Et en guise de conclusion, C.E, évoque la nature dont les symboles sont ceux de l’esprit humain : « Arbres noirs dans le ciel encore clair du crépuscule. Leurs cimes précises, enchevêtrées et pourtant nettes. Tel fut mon rêve. »
[1] Jacques Beaudry : « Le fantôme du monde » est essayiste Il mène depuis plusieurs années une réflexion particulièrement sensible aux écrivains qui se sont donné la mort. Il a publié aux éditions Liber : L’œil de l’eau, Notes sur douze écrivains au Pays-Bas (2002), Le tombeau de Carlo Michelstaedter (2010), Anne-Marie Schwarzenbach. La lutte avec l’Ange (2014), Les étoiles meurent d’elles-mêmes. Dialogues d’outre-tombe entre Nelly Arcan et Sophie Podolski (2018).
[2] Christophe Etemadzadeh : « L’orgueil qu’on enferme » (2013) Aphorismes sur l’écriture et la vanité. Zaradosht (Gallimard 2006) et Les chaises vides, (Denoël 2009)
[3] Éric Gagnon : « Les promesses du silence Essai sur la parole » (2006). Sociologue et essayiste, il a publié plusieurs livres et articles sur l’éthique, les soins et la subjectivité dans le monde contemporain, entre autres livres chez Liber, Éclats. Figures de la colère en 2011.
[4] Louis Godbout « Hiérarchies » (2010) et aux éditions Liber : Nietzsche et la probité (2008) cf L’Agora et Du golf. Parcours philosophiques (2007).

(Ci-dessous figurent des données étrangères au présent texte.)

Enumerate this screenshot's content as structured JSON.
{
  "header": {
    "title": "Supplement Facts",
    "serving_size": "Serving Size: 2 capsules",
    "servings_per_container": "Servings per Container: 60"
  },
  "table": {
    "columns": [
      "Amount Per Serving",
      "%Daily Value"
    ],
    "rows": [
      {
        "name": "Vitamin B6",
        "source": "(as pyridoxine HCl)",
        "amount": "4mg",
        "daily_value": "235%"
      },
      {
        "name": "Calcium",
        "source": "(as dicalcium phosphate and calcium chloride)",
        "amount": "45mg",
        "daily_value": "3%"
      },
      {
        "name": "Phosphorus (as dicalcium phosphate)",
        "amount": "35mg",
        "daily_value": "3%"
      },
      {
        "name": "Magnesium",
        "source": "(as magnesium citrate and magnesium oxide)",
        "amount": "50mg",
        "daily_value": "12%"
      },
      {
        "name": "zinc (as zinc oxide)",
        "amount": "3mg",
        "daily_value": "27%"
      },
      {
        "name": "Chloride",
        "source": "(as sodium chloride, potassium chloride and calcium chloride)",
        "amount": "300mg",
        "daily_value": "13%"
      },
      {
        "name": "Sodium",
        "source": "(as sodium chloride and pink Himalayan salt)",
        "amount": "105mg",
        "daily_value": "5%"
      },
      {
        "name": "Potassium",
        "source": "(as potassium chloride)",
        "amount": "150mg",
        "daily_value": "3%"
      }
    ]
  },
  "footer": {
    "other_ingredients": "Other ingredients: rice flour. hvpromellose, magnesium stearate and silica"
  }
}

[5][5] Laurent-Michel Vacher (1944-2005) « Dialogues en ruine » 1996) Il a été professeur de philosophie et a publié aux Éditions Liber une quinzaine d’ouvrages dont Un Canabec libre (1991) La passion du réel. La philosophie devant les sciences (1998), Une petite fin du monde. Carnet devant la mort (2005).